This is fixed in the current snapshot, feel free to give it a spin. We now inspect the manually defined query for aliases used in left (outer) join expressions and skip prefixing if the property referenced in the Sort instance starts with the one of the detected aliases. This essentially expects you to know what you're doing (I assume you do :)). If you're aliasing the outer join to an alias that is equivalent to a root entity's property (just as in your scenario above) the behavior now is transparent to the repository's clients.

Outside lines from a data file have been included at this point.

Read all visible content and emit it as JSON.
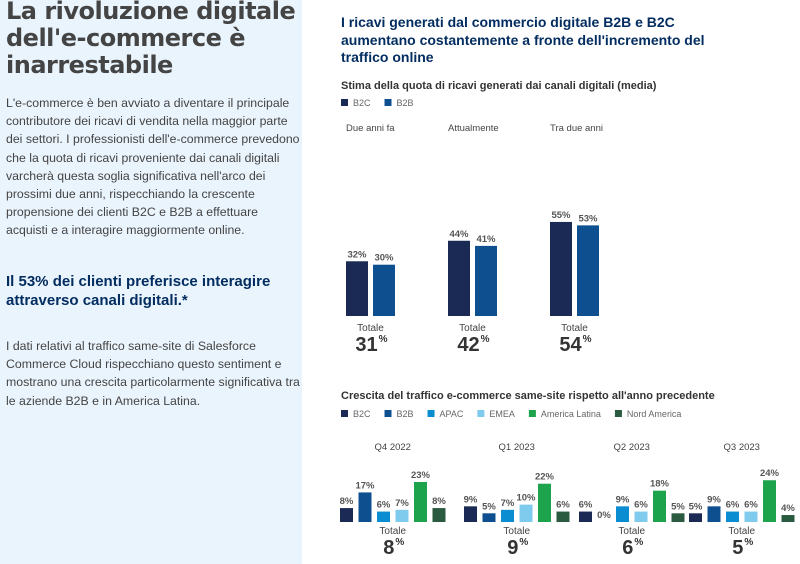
{
  "left": {
    "title": "La rivoluzione digitale dell'e-commerce è inarrestabile",
    "intro": "L'e-commerce è ben avviato a diventare il principale contributore dei ricavi di vendita nella maggior parte dei settori. I professionisti dell'e-commerce prevedono che la quota di ricavi proveniente dai canali digitali varcherà questa soglia significativa nell'arco dei prossimi due anni, rispecchiando la crescente propensione dei clienti B2C e B2B a effettuare acquisti e a interagire maggiormente online.",
    "stat": "Il 53% dei clienti preferisce interagire attraverso canali digitali.*",
    "paragraph2": "I dati relativi al traffico same-site di Salesforce Commerce Cloud rispecchiano questo sentiment e mostrano una crescita particolarmente significativa tra le aziende B2B e in America Latina."
  },
  "right": {
    "title": "I ricavi generati dal commercio digitale B2B e B2C aumentano costantemente a fronte dell'incremento del traffico online"
  },
  "chart_data": [
    {
      "type": "bar",
      "title": "Stima della quota di ricavi generati dai canali digitali (media)",
      "categories": [
        "Due anni fa",
        "Attualmente",
        "Tra due anni"
      ],
      "series": [
        {
          "name": "B2C",
          "color": "#1b2a55",
          "values": [
            32,
            44,
            55
          ]
        },
        {
          "name": "B2B",
          "color": "#0d4f8f",
          "values": [
            30,
            41,
            53
          ]
        }
      ],
      "total_label": "Totale",
      "totals": [
        31,
        42,
        54
      ],
      "unit": "%",
      "legend": "top-left",
      "grid": false
    },
    {
      "type": "bar",
      "title": "Crescita del traffico e-commerce same-site rispetto all'anno precedente",
      "categories": [
        "Q4 2022",
        "Q1 2023",
        "Q2 2023",
        "Q3 2023"
      ],
      "series": [
        {
          "name": "B2C",
          "color": "#1b2a55",
          "values": [
            8,
            9,
            6,
            5
          ]
        },
        {
          "name": "B2B",
          "color": "#0d4f8f",
          "values": [
            17,
            5,
            0,
            9
          ]
        },
        {
          "name": "APAC",
          "color": "#0b8ed1",
          "values": [
            6,
            7,
            9,
            6
          ]
        },
        {
          "name": "EMEA",
          "color": "#7fcbee",
          "values": [
            7,
            10,
            6,
            6
          ]
        },
        {
          "name": "America Latina",
          "color": "#1ea34d",
          "values": [
            23,
            22,
            18,
            24
          ]
        },
        {
          "name": "Nord America",
          "color": "#2a5a40",
          "values": [
            8,
            6,
            5,
            4
          ]
        }
      ],
      "total_label": "Totale",
      "totals": [
        8,
        9,
        6,
        5
      ],
      "unit": "%",
      "legend": "top-left",
      "grid": false
    }
  ]
}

So in the default use case the fact that you reference a join alias instead of a property does not leak into the client

spring-projects-issues commented 12 years ago

Shelley J. Baker commented

Thanks for resolving this so quickly. I took the snapshot for a spin and it works like a charm.

For reference to anyone else running into this problem in the meantime, to workaround this issue, I just added some methods to the repository that explicitly define the "order by" in the query for the problem properties. In the service from where we invoke the repository method, I just check to see if the requested order is one of the problem properties and call the alternate repository method with a copy of the pageable.

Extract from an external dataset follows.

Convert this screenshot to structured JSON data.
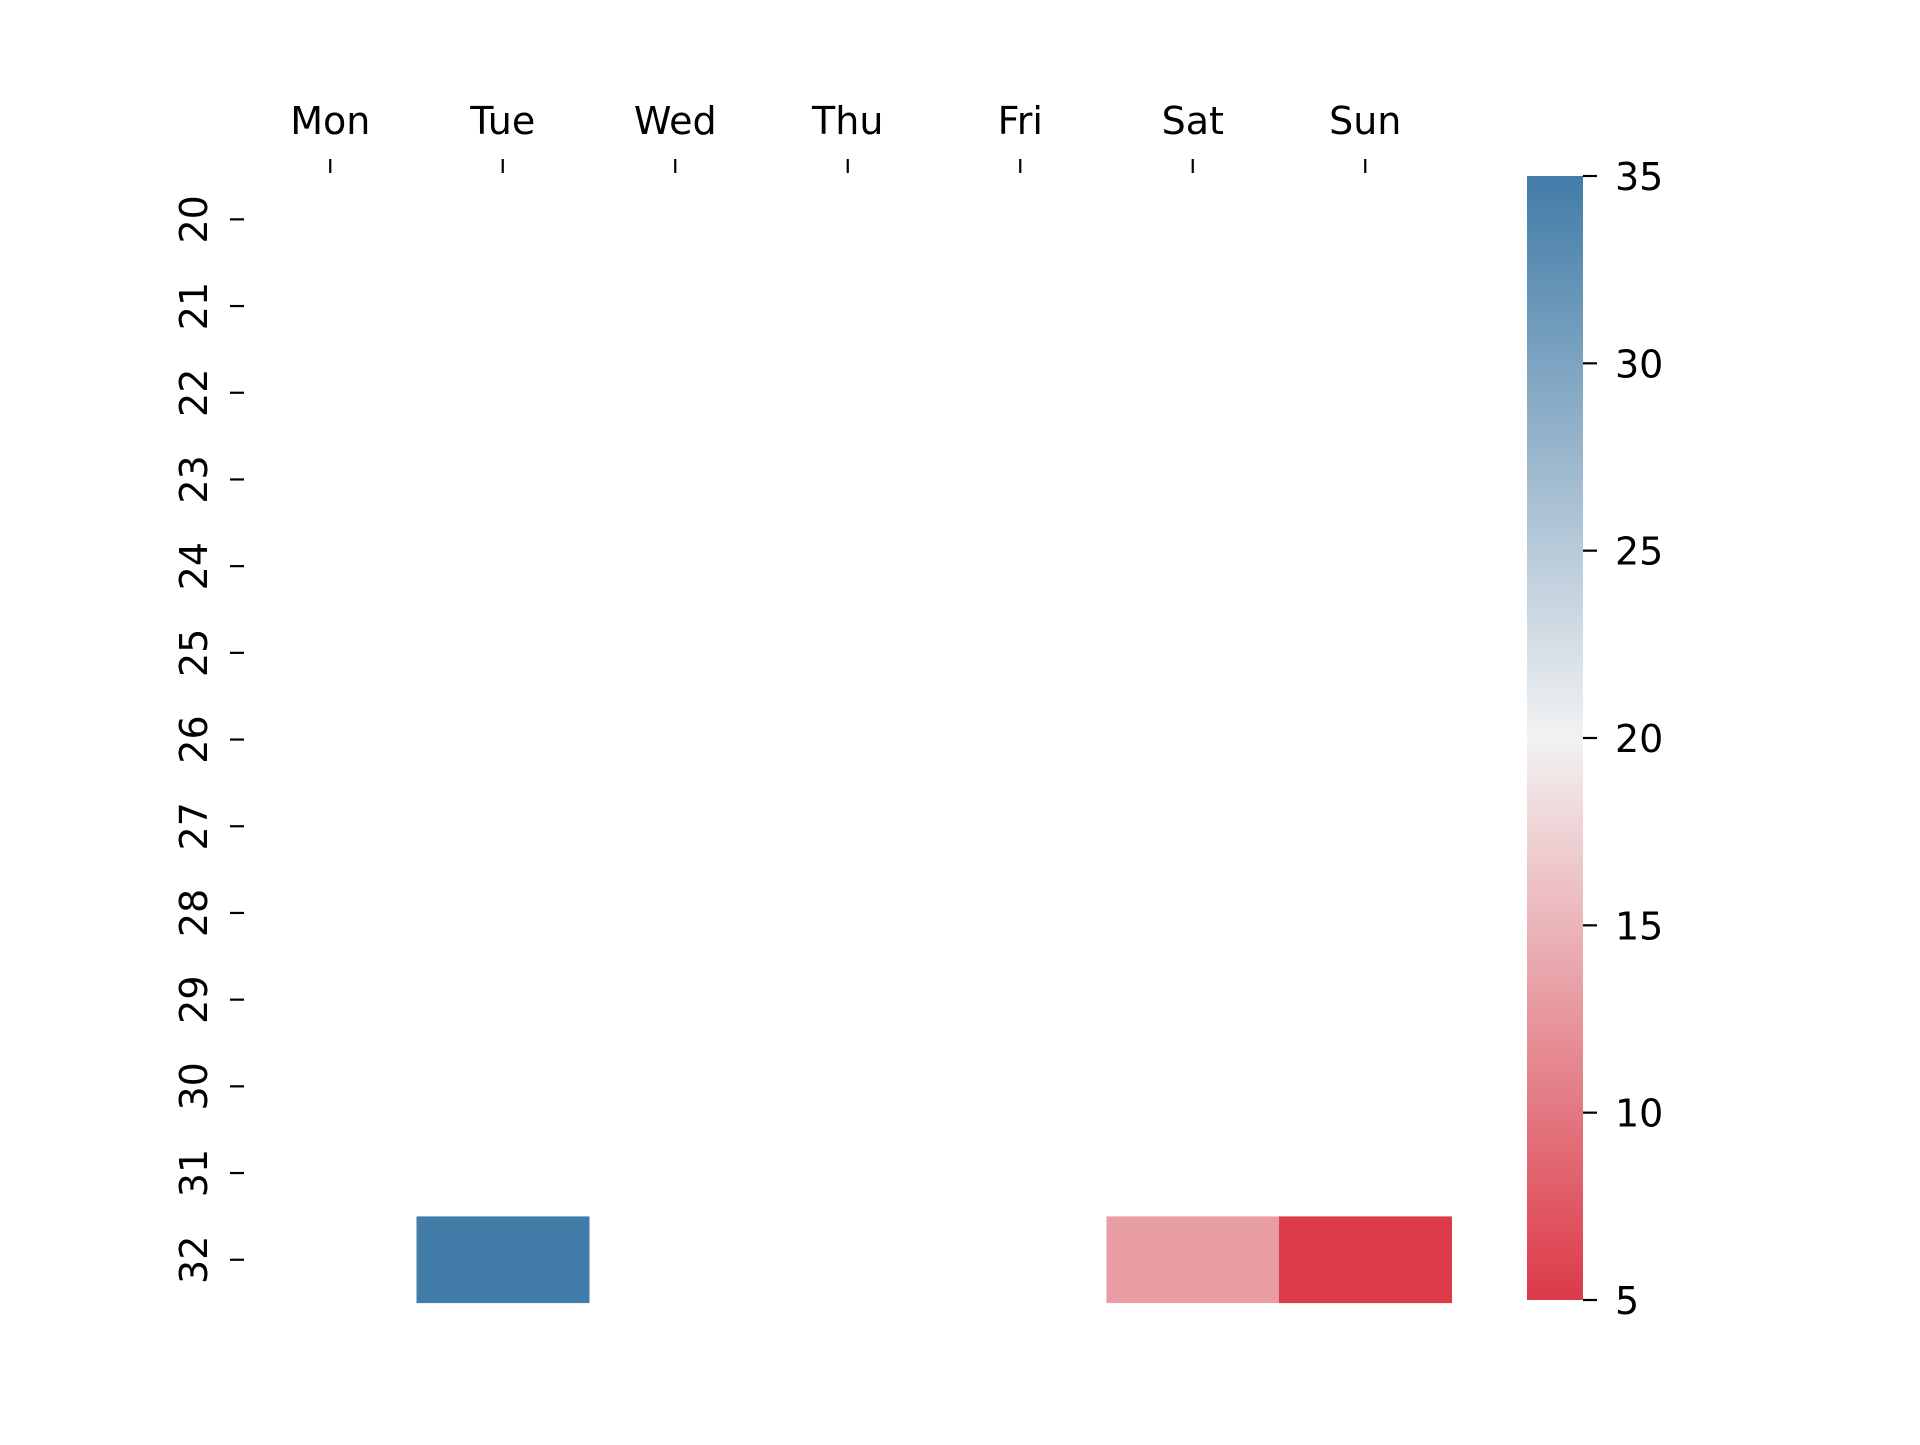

public Page<Person> findPerson(Pageable pageable) {

    Order order = pageable.getSort() != null ? pageable.getSort().iterator().next() : null;
    if (order != null && "address.city".equals(order.getProperty())) {
        Pageable orderlessPageable = new PageRequest(pageable.getPageNumber(), pageable.getPageSize());
        final Page<Person> pages;
        if (order.isAscending()) {
            pages = personRepository.findPersonOrderByCityAsc(orderlessPageable);
        } else {
            pages = personRepository.findPersonOrderByCityDesc(orderlessPageable);
        }
        return new PageImpl<Person>(pages.getContent(), pageable, pages.getTotalElements());
    }

    return personRepository.findPerson(pageable);
}

This isn't a robust solution but was a simple and feasible workaround in my case because we currently only need to support this type of sorting for one specific use case at this time. Also, the repository and code is internal so there isn't currently a need for us to be any more robust.

This might not work for everyone running into this problem but was a reasonable workaround for our use case, which we'll use until spring-data-jpa 1.2 is released with this fix

spring-projects-issues commented 11 years ago

P. J. Reed commented

I've found a case in which this is still not fixed. If you have a repository that extends JpaSpecficationExecutor and use the findAll method with a Specification, the resulting query still excludes null matches. I've updated the original reporter's test case to test this against the latest version and verify that it's broken. I'll attach it momentarily...

spring-projects-issues commented 11 years ago

P. J. Reed commented

Test case that shows this bug still exists in version 1.2 for repositories that extend JpaSpecificationExecutor

spring-projects-issues commented 11 years ago

Oliver Drotbohm commented

Is there a chance you open a new ticket for this? This ticket here is about using JPQL defined queries, not about specifications. The fix for this ticket has exactly fixed that. Especially as this fix has already been shipped I don't want to keep the ticket open for a different aspect of the problem

spring-projects-issues commented 11 years ago

P. J. Reed commented

Done; see DATAJPA-277